The Cygwin documentation? Why would they be there?
That's my point. Previous poster seemed to think it should be obvious, but I was just skimming the cygwin docs, which have no reason to mention them.
It's not really a far stretch to assume that since you were asking about how to run a vbscript from cygwin that you were at least knowledgeable about vbscript, how it's just a scripting language and how underlying it is either wscript or cscript which is the engine/interpreter program which consumes the vbscript code and executes its desired function. I mean how are we to know that you are naive about vbscript too? Of course, we also assume you do at least a little bit of your own homework first and have made a good faith attempt at figuring out your own problem before bothering others to solve your problem. Or, at least that's what I try to do.

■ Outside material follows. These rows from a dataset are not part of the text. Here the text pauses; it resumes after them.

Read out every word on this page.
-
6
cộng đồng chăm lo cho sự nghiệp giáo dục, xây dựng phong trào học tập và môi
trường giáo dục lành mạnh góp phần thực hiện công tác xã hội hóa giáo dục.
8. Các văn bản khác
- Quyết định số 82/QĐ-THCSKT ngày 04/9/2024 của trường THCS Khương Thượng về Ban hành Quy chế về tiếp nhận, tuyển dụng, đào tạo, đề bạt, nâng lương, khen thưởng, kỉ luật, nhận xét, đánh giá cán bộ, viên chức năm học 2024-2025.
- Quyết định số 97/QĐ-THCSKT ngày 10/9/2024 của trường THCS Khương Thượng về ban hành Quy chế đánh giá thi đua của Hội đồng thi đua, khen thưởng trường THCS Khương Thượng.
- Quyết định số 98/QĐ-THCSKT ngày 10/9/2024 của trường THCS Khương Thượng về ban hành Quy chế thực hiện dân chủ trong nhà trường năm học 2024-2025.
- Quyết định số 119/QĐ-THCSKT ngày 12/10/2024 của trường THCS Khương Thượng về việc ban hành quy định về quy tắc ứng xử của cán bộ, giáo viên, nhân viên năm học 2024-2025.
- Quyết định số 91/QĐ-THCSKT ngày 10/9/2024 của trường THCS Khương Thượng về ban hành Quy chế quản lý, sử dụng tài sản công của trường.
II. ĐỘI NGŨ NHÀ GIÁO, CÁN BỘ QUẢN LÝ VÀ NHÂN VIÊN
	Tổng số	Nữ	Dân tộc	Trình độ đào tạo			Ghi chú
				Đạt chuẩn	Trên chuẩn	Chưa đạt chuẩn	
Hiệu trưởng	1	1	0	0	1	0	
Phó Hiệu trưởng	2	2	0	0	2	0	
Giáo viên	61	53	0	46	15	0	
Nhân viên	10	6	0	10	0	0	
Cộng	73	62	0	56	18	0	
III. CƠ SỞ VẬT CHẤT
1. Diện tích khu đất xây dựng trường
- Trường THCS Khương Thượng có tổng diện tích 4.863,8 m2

The Windows Script Host is
documented by MS on MSDN though:
What's that? If we'd never had this conversation, I'd never have followed that link as a clue to solve this problem.
That link's probably a clue to understanding that vbscript isn't magic and that it relies on good old executables like wscript.exe and cscript.exe to run.
> Maybe I was too hasty, but I
> didn't even see "Here's how you invoke a regular windows .exe from
> within cygwin". I'm sorry for mystifying you - someone handed me an

There's no fundamental difference between running a Cygwin command and a non-Cygwin command from a shell prompt, in the end it's just an .exe
either way: you type its name and the shell runs it if it can find it in
the PATH.
This is useful to know. It seems non-obvious to me, as a newbie-ish user of cygwin. Maybe I was just having brain-hiccup. Not clear where to put it in the docs, if someone wanted to make it more obvious. Maybe it is obvious enough already.
Yes it is. As was said, Cygwin executables are no different than Windows executables - IOW executables are executables. That said, why would you expect Cygwin to explain how you run non-Cygwin stuff? You're expected to know that stuff on your own or at least seek out the owners/writers of that other stuff to understand how it runs.
Short review - to run a script from cygwin, find the exe that is the interpreter of the script (in the case of vb script, cscript.exe or wscript.exe) and invoke the interpreter with the script as an argument.
Provided that the script requires an .exe interpreter to run and that the interpreter expectx to see the script as a parameter. Now, most do. But some might not. For example, PowerBuilder may totally ignore your PowerBuilder script (is PowerBuilder a scripting type language? I don't know) on the command line and instead bring up the PowerBuilder IDE insisting or assuming that you then run it from within the PowerBuilder GUI. IOW it depends on the app. Ask them how you execute them from a command line. They will probably tell you how to do it from a cmd command line. Translate that to Cygwin. You're good to go.

Another, real life example, but from the Unix world, is what I'm working on right now. Testers write test "scripts" in a GUI with drawing flowcharts and the like. I'm expected to run their tests "from the command line". The command that ultimately "runs the 'script'" is a java command with an appropriate class file and with a -name to specify where the script is to run. So even though the "script" is interpreted it's not interpreted by java as it's not java code. IOW other options need to be specified, etc. However I didn't go to the Unix admin and ask him about how to do this - I wouldn't suspect he'd know. I had to go to the makers of the test software and ask them how this is supposed to work.
Andrew DeFaria <>
Bureaucracy: a method of turning energy into solid waste.